Makassar, katasulsel.com – Ada daerah yang menunggu investasi datang.
Ada daerah yang mengejar investor ke mana-mana.
Dan ada Sidrap.
Daerah ini memilih cara yang lebih sederhana: membuat orang datang.
Sebanyak mungkin.
Awal Juli nanti, sekitar 65 ribu orang diperkirakan memadati Kabupaten Sidenreng Rappang dalam gelaran Pekan Olahraga dan Seni Pelajar (Porsenijar) tingkat provinsi.
Angka itu bukan sekadar jumlah peserta dan pendamping.
Ia adalah ledakan manusia.
Bayangkan.
Jumlah itu setara penduduk sebuah kecamatan yang berpindah tempat secara bersamaan lalu berkumpul di satu daerah.
Mereka akan makan.
Mereka akan minum.
Mereka akan tidur.
Mereka akan membeli sesuatu.
Dan semua aktivitas sederhana itu memiliki satu efek yang sama: uang bergerak.
Cepat.
Sangat cepat.
Tidak perlu menjadi ekonom untuk memahami apa yang akan terjadi.

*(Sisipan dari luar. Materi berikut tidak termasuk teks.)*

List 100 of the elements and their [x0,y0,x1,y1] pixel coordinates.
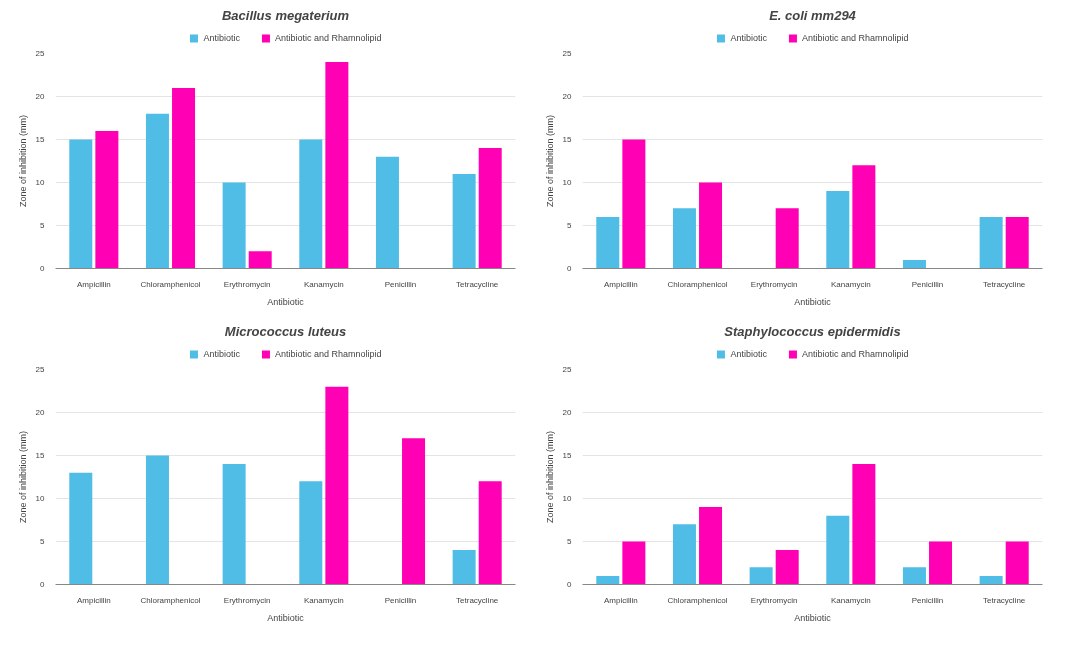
x-tick-label: Tetracycline [456,279,499,289]
x-axis-title: Antibiotic [794,612,832,623]
bar [672,208,696,269]
y-tick-label: 25 [35,49,46,58]
bar [902,567,926,585]
y-tick-label: 0 [567,264,573,273]
x-tick-label: Ampicillin [76,595,111,605]
bar [69,139,93,269]
y-tick-label: 25 [35,365,46,374]
bar [1005,541,1029,585]
bar [402,438,426,585]
bar [248,251,272,269]
chart-title: Bacillus megaterium [221,7,350,23]
bar [145,455,169,585]
legend-label: Antibiotic [203,349,240,359]
bar [699,182,723,269]
legend-label: Antibiotic [203,33,240,43]
bar [222,182,246,269]
y-tick-label: 15 [562,135,573,144]
legend-label: Antibiotic and Rhamnolipid [274,33,382,43]
y-tick-label: 10 [35,494,46,503]
chart-title: Micrococcus luteus [224,323,347,339]
bar [325,386,349,585]
bar [375,156,399,269]
y-tick-label: 10 [562,494,573,503]
y-tick-label: 10 [35,178,46,187]
bar [325,62,349,269]
y-tick-label: 20 [562,92,573,101]
legend-label: Antibiotic [730,349,767,359]
bar [979,216,1003,269]
x-tick-label: Chloramphenicol [140,279,201,289]
x-tick-label: Penicillin [911,595,944,605]
bar [596,575,620,585]
legend-label: Antibiotic and Rhamnolipid [274,349,382,359]
y-tick-label: 25 [562,365,573,374]
bar [852,464,876,585]
bar [69,472,93,585]
bar [826,191,850,269]
y-axis-title: Zone of inhibition (mm) [17,430,28,524]
bar [929,541,953,585]
x-tick-label: Penicillin [384,279,417,289]
bar [775,208,799,269]
bar [622,541,646,585]
x-tick-label: Penicillin [911,279,944,289]
bar [1005,216,1029,269]
x-tick-label: Kanamycin [831,595,871,605]
bar [145,113,169,269]
y-tick-label: 25 [562,49,573,58]
y-tick-label: 15 [35,135,46,144]
bar [826,515,850,585]
y-tick-label: 0 [40,580,46,589]
x-axis-title: Antibiotic [267,612,305,623]
x-tick-label: Chloramphenicol [140,595,201,605]
x-tick-label: Kanamycin [304,595,344,605]
bar [222,464,246,585]
x-tick-label: Erythromycin [223,279,271,289]
chart-title: E. coli mm294 [769,7,857,23]
bar [172,87,196,269]
x-tick-label: Ampicillin [76,279,111,289]
x-axis-title: Antibiotic [794,296,832,307]
x-tick-label: Ampicillin [603,595,638,605]
bar [452,173,476,269]
y-tick-label: 5 [567,537,573,546]
x-tick-label: Kanamycin [304,279,344,289]
bar [596,216,620,269]
bar [622,139,646,269]
bar [699,507,723,585]
bar [95,130,119,269]
x-tick-label: Penicillin [384,595,417,605]
y-axis-title: Zone of inhibition (mm) [544,114,555,208]
chart-title: Staphylococcus epidermidis [724,323,901,339]
bar [902,259,926,269]
legend-label: Antibiotic and Rhamnolipid [801,349,909,359]
x-tick-label: Erythromycin [750,279,798,289]
y-tick-label: 20 [35,92,46,101]
x-tick-label: Tetracycline [983,595,1026,605]
bar [299,139,323,269]
x-tick-label: Erythromycin [223,595,271,605]
y-tick-label: 0 [567,580,573,589]
y-tick-label: 20 [35,408,46,417]
y-tick-label: 15 [35,451,46,460]
legend-label: Antibiotic and Rhamnolipid [801,33,909,43]
y-tick-label: 5 [567,221,573,230]
x-tick-label: Tetracycline [456,595,499,605]
bar [478,481,502,585]
legend-label: Antibiotic [730,33,767,43]
bar [775,550,799,585]
y-tick-label: 10 [562,178,573,187]
bar [672,524,696,585]
x-tick-label: Ampicillin [603,279,638,289]
y-axis-title: Zone of inhibition (mm) [544,430,555,524]
bar [749,567,773,585]
y-tick-label: 5 [40,221,46,230]
x-tick-label: Chloramphenicol [667,279,728,289]
bar [852,165,876,269]
y-axis-title: Zone of inhibition (mm) [17,114,28,208]
x-tick-label: Kanamycin [831,279,871,289]
bar [979,575,1003,585]
y-tick-label: 0 [40,264,46,273]
x-tick-label: Chloramphenicol [667,595,728,605]
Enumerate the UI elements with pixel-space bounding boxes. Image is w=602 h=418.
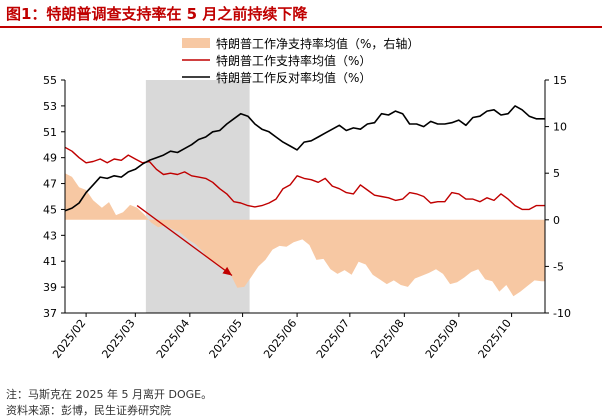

Warung kopi akan lebih ramai.
Rumah makan akan menambah stok beras.
Pengusaha penginapan akan tersenyum lebih lebar.
Pedagang kaki lima akan pulang lebih malam.
Bahkan tukang parkir bisa jadi lebih sibuk dibanding biasanya.
Inilah ekonomi yang tidak lahir dari pidato.
Bukan dari seminar.
Bukan pula dari lembar presentasi berisi grafik warna-warni.
Ekonomi itu lahir dari keramaian.
Dari orang-orang yang datang dan membelanjakan uangnya.
Karena itu, keberhasilan Sidrap menjadi tuan rumah event berskala nasional ini dinilai bukan sekadar capaian seremonial.
Ada pesan yang lebih besar di baliknya.
Ekonom Sulawesi Selatan, Prof. Mursalim Nohong, melihat keberhasilan tersebut sebagai bukti meningkatnya kepercayaan publik terhadap daerah yang dipimpin Bupati Sidrap Syaharuddin Alrif.